Sony and Minolta SLR Weblog

How long will your digital images last?

A few weeks ago, wrote about my rapidly failing film and negatives from Cord Industries. At the end of that post I alluded to the fact that neither hard drives or CD disks are considered safe bets for long term image storage.

Now ZNet blogger Robin Harris is posting about something called “silent corruption” on hard disks. If, like me, you store thousands of images on disk, it’s’s enough to keep you awake at night.

Harris links to a study by CERN, the world’s largest particle physics lab. The study suggests that data stored on hard disks isn’t as safe as we might like. While CERN is concerned with raw data, it would appear that our disk-stored photos are equally at risk.

Your backup is only as good as your storage media

The term data corruption doesn’t sound all that terrible. You might think that minor corruption would only affect a few pixels here and there. If that were the case, someone with good Photoshop skills could restore the corrupted image. Such is not the case.

A couple of years ago I had a nearly full Compact Flash card go corrupt on me. It worked fine while I was shooting, but when I inserted the CF card into my reader, I was greeted with a “Card Unreadable” error message.

Fortunately, I was able to recover most of the images using data recovery software. However, several images were truly and totally corrupt.

The recovery program was able to copy the bad images off the card. but there wasn’t much hope for the data they contained. The images were super-imposed over one another, in much the same way as if you made a double exposure on a piece of film. In addition, there were weird bands of color passing all through the corrupt images. I consider myself something of a Photoshop expert and I can tell you there was no hope of restoring those images. They were well past salvage.

Now imagine the same scenario on a huge hard drive with several terrabytes of stored images. if the drive becomes corrupt, how many images could you stand to lose? Sure you can back your images up, and you should. If both the primary and backup sources fail at the same rate, however, where does that leave you?
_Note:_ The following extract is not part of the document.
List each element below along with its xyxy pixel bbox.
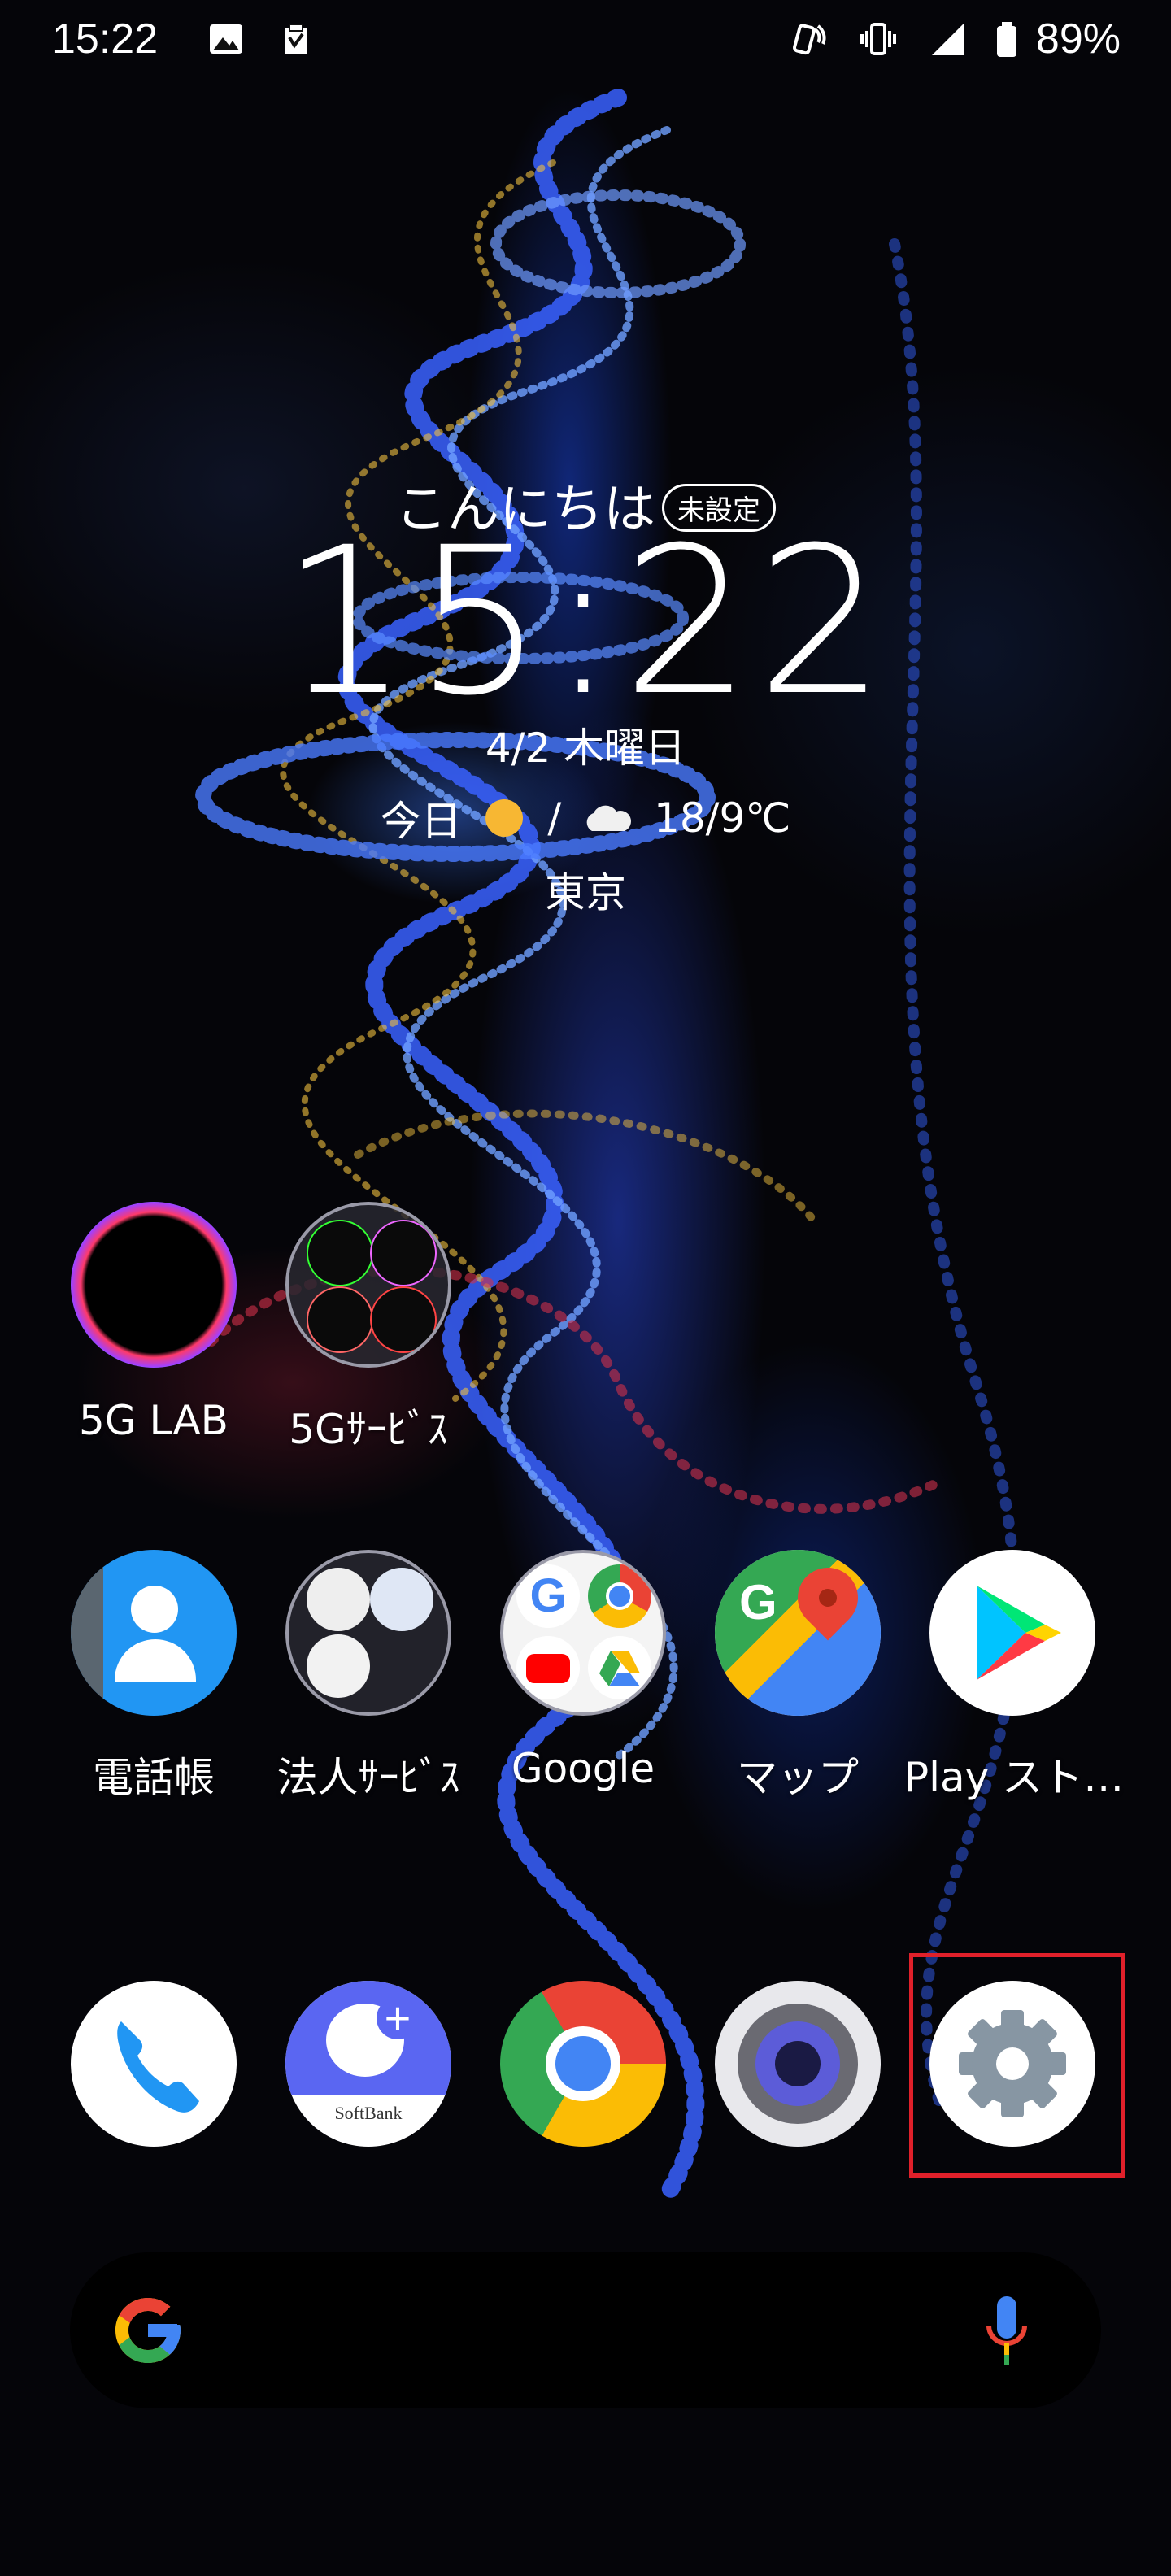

Recently I started a project that involved digitizing some Kodak 126 negatives from the early sixties. The negatives were over forty years old, but still perfectly useable. I have some my parents’ film negatives that are more than seven decades old. You still could get decent prints off them. Will we be able to say that about digital?

Can digital survive as long as film?

I’m not advocating a return to film and I’m not going to be Chicken Little and start waiting for the sky to fall. On the other hand, I don’t want to be complacent and sit idly by while my collection of digital originals becomes so much silicon dust. Even with a rigorous backup plan, however, there is a chance that silent corruption could trash valuable, irreplaceable images.

On the other hand, i have been involved with computers and hard drives since the early ’80s. I have only had one one hard disk fail so badly that I couldn’t recover the data off it. That drive suffered a power failure during the start up procedure, and the heads actually slammed against the platter, making 1.6GB of information unreadable. Sad, but not a disaster. What if it had been 1.6TB of information? And what if the back-up had quietly become riddled by errors while in storage?

There is a chance that I still may be around in another forty years. If I am, I beleive that most of my film negatives will still be usable. You have to wonder, however. How many of the digital images I shoot today will I be able to access in 2047?

Are you concerned about the life of your images stored on hard drives and CDs? What steps are you taking to ensure that your digital images survive? Let us know what you think.